BY M. ALEXANDER OTTO

REPORTING FROM CROI

BOSTON (FRONTLINE MEDICAL NEWS) – A randomized trial in sub-Saharan Africa found no evidence that first-line raltegravir (Isentress)triggers immune reconstitution syndrome in HIV patients.

It’s an important finding because raltegravir and other integrase inhibitors are replacing nonnucleoside reverse-transcriptase inhibitors (NNRTIs) as first-line treatments for HIV. There have been a few reports from observational studies that among severely immunocompromised, the rapid drop in viral load (VL) with the drugs might trigger immune reconstitution syndrome (IRIS), an exaggerated, dysfunctional, and sometimes fatal response to pathogens as the immune system begins to recover.

That’s not what happened in Uganda, Zimbabwe, Malawi, and Kenya, however.

The 1,805 subjects in those four countries – a few children, but mostly adults – started the trial with median baseline CD4 counts of 37 cells/mcL and VLs of 249,770 copies/mL; 903 were randomized to standard treatment with two nucleoside reverse transcriptase inhibitors plus one NNRTI (Efavirenz), while 902 were randomized to the same regimen but with raltegravir during the first 12 weeks.

As expected, VLs came down very fast in the raltegravir group to a mean of only 80 copies/mL at 4 weeks, vs. a mean of 480 copies/mL in the standard treatment arm.

After a median of about a month, 225 fatal and 113 nonfatal IRIS events (adjudicated by a review committee blinded to randomization) occurred in 9.9% of patients in the raltegravir arm and 9.5% of patients on standard treatment, a nonsignificant difference (P = .79). IRIS was fatal in 4% of raltegravir patients and 3.4% of standard-care patients, also a nonsignificant difference (P = .54).

In both groups, TB-IRIS occurred in about 6%, cryptococcal-IRIS in about 2%, and IRIS of unknown etiology in about 2%. Also in both groups, IRIS risk was highest among older subjects as well as those who went into treatment with particularly low CD4 counts or tuberculosis (TB).
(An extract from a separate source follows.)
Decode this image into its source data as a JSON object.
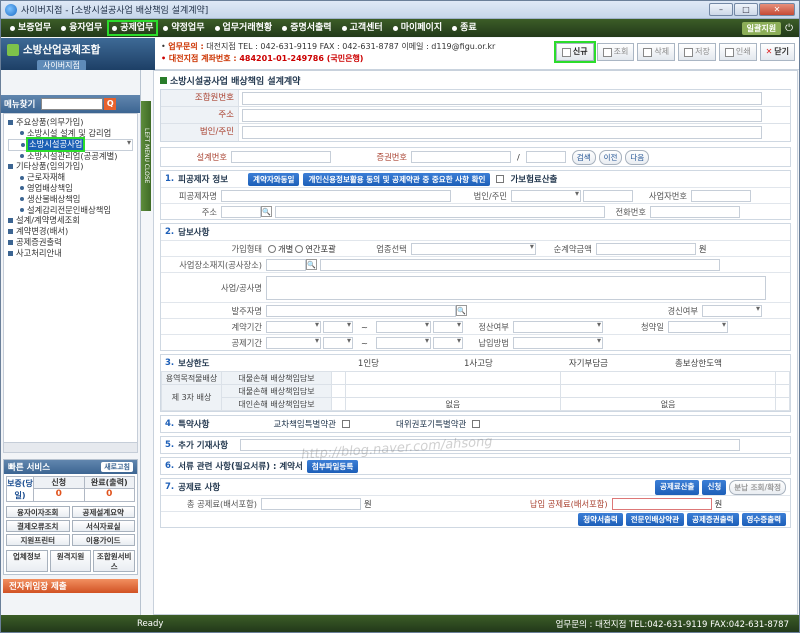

“Basically, the increase in IRIS was not there. We believe these results can be extrapolated across the class of integrase inhibitors. This provides great reassurance,” especially given the prospect of first-line integrase inhibitors in developing countries, where patients tend to present with more advanced disease, said lead investigator Diana Gibb, MD, an epidemiology professor and researcher at the University College London at the Conference on Retroviruses and Opportunistic Infections.

The wrinkle in the findings was that “we didn’t see any benefit to adding raltegravir to the first 12 weeks of treatment. Everyone thought that by [driving] down the viral load faster, you might get less disease progression, and so fewer deaths. We didn’t see any difference at all. The mortality was identical at 24 weeks [around 10.5% in both arms] and at 48 weeks [around 12.5%]. The same if you looked at” severe AIDS complications, she said.

Fast, steep declines in VL “might not necessarily translate” to clinical benefit, Dr. Gibb said.

What did make a difference was IRIS prophylaxis.

The study included a second randomization at baseline, 906 subjects were randomized to enhanced prophylaxis with isoniazid, fluconazole, azithromycin, trimethoprim-sulfamethoxazole, and single-dose albendazole (Albenza); 899 others were randomized to standard prophylaxis with trimethoprim-sulfamethoxazole alone ( N Engl J Med. 2017 Jul 20;377[3]:233-45 ).

Enhanced prophylaxis nearly halved the incidence of IRIS from 12% to 7.4%, and significantly reduced deaths at 48 weeks from 14.4% to 11% (P = .04).

“Patients with very low CD4 counts and high viral loads are the patients where this enhanced protocol package would be useful,” Dr. Gibb said.

The median age in the trial was 36 years; 4% of the subjects were 5-17 years old. Just over half the subjects were male.

The work was supported by the U.K. Department for International Development, the Wellcome Trust, and others. Dr. Gibb didn’t have any disclosures.